We recently ran across a commentary outlining the efforts of a rather innovative, Boston based online retailer of luxury class goods, who’s CEO indicates that serving a need in an underserved market segment can be accomplished with the combination of leveraging innovative sales practices, advanced technology and a modern supply chain.
The Bloomberg Businessweek article, Satisfying the Fetish For Italian Shoes, describes the efforts of M.Gemmi, a 15 month old online retailer addressing a challenging and lucrative market that has struggled to reinvent itself. The mission of this B2C online retailer is to sell beautiful and well-constructed high-end footwear without the luxury price tag in what the CEO describes as a “post-luxury” online business model to addresses a new shift in consumer attitudes toward luxury goods..
Citing the Bloomberg descriptor of capabilities:
“Armed with a team of data scientists, 15 Italian factories, and $32 million in venture capital, Boston-based M.Gemi wants to shake up the luxury shoe market much like Brooklinen unmade the posh world of 1,000-thread-count bedsheets or Warby Parker upended the business of fashion eyewear.”
This online retailer offers shoes that generally retail from anywhere from $500 to $2000 in price offerings from traditional luxury goods retailers to M.Gemmi prices ranging from $128 to $498.

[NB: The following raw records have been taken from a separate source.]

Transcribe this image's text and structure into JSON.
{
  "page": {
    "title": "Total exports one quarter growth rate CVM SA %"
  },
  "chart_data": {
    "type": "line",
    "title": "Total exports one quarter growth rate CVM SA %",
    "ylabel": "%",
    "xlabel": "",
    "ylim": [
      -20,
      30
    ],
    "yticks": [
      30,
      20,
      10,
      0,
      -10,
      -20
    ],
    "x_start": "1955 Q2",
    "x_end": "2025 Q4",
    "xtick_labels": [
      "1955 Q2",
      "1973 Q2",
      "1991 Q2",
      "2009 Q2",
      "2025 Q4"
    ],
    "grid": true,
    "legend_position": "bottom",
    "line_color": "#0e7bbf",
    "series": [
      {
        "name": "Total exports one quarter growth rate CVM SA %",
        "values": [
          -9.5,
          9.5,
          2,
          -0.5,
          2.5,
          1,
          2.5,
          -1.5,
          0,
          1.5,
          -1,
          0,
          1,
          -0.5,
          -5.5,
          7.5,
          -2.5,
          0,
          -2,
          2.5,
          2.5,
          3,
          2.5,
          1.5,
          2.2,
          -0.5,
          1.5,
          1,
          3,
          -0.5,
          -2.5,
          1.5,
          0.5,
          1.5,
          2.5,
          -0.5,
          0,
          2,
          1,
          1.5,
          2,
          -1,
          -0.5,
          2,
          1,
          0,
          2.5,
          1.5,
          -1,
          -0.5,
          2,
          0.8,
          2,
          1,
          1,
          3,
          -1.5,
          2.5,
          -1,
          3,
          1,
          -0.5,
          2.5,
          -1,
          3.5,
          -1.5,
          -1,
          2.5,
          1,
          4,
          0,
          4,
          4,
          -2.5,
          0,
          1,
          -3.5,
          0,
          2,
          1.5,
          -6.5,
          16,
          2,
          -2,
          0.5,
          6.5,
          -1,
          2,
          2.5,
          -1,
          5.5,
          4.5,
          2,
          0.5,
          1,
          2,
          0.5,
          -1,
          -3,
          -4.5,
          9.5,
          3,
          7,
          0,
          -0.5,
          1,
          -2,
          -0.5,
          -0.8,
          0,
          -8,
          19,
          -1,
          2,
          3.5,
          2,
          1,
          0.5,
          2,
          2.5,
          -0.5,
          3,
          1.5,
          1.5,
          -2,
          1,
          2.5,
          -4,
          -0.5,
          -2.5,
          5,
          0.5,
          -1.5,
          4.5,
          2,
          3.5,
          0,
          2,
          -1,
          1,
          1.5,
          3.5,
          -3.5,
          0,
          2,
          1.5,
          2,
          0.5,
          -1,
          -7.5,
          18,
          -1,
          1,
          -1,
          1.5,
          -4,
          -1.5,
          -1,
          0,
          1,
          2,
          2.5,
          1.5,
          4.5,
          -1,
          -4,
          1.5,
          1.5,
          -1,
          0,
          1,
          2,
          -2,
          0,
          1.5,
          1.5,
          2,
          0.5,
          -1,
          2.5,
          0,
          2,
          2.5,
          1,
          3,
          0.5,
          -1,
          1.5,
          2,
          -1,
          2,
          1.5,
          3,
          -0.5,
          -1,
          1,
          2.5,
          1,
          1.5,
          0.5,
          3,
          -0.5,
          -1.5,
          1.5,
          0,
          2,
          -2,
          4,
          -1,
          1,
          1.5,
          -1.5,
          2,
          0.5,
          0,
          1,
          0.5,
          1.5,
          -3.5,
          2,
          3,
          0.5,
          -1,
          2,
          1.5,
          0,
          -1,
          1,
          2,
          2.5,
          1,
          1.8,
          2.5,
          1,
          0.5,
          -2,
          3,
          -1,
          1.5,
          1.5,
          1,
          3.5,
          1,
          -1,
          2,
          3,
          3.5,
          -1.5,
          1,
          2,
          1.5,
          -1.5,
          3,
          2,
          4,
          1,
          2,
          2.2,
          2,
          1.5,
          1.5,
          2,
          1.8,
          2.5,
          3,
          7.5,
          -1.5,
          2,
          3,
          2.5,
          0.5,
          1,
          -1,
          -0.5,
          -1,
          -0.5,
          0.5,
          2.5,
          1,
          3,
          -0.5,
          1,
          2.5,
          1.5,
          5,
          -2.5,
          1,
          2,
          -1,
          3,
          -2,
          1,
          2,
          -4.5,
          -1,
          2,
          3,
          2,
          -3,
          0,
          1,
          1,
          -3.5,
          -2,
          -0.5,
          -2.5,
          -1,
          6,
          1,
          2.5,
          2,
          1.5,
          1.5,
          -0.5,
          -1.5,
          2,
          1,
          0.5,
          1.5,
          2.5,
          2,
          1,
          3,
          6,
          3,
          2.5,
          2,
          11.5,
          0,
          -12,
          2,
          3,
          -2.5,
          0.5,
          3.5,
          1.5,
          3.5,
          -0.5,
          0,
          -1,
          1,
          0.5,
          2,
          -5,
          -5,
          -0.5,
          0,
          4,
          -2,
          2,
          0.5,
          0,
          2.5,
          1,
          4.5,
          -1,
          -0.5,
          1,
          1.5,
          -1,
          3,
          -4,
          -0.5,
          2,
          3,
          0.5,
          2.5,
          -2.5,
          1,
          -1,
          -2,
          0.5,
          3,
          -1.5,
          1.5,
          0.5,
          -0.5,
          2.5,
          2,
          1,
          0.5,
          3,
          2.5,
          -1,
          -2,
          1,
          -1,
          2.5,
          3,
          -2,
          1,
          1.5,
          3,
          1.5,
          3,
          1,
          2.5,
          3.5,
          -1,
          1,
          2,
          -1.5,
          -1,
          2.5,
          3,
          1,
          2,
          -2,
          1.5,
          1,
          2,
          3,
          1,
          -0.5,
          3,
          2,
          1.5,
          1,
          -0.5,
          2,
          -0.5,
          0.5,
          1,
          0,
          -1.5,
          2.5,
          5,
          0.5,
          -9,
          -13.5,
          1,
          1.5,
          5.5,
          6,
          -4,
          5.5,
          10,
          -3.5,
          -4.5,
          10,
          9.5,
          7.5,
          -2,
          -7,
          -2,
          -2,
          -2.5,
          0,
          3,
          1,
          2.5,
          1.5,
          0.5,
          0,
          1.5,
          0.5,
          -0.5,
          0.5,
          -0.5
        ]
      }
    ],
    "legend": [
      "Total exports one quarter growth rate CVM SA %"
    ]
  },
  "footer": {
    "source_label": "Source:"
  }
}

To accomplish this goal while meeting financial performance needs, the two co-founders invested a year in developing relationships with smaller, family-run Italian cobblers, most of who had been abandoned by other luxury goods retailers in favor of cheaper, Asian based suppliers. Somewhat similar to apparel and fashion goods retailer Zara, new and different shoe styles are introduced each week and retired after three months. According to Bloomberg, the online retailer’s design staff can move from sketch to sale in 60-90 days. Further, production is continually calibrated to match customer product demand by closely monitoring buyer responses to various footwear designs.
The article notes:
“Within three hours of going live with its line of summer espadrilles in April, it knew the slip-on style was a hit but the lace-up version was a dud. So it revved up production of one and dialed back the other.”
From our Supply Chain Matters lens, that is a good example of responsive retail supply chain capability.
The firm’s talented CEO, Ben Fischman, is no stranger to the apparel and footwear industry, having founded retailers Lids and Rue La La. He indicated to Bloomberg that current online consumer demand has exceeded initial projections, with M.Gemmi expected to reach $60 million in revenues this year. Once more, the online retailer’s customer count has grown 500 percent in one year with half of those customers being repeat buyers who spend an average of $1000 per year.
While primarily focused on a U.S. based online market, Fischman indicated to Bloomberg his belief of the need to have presence in all retail channels with the retailer now looking at potential expansion into Europe and Asia, as well as the opening of two pop-up style physical retail stores in New York and Los Angeles.
We wanted to bring M.Gemmi to Supply Chain Matters reader attention because it manifests the new style of retail leadership, one that balances addresses underserved market segments with integrated product design and supply chain wide responsiveness capabilities. Notice also that the emphasis is not solely on growth and scale, but rather growth in conjunction with existing and future business process and supply chain response capabilities.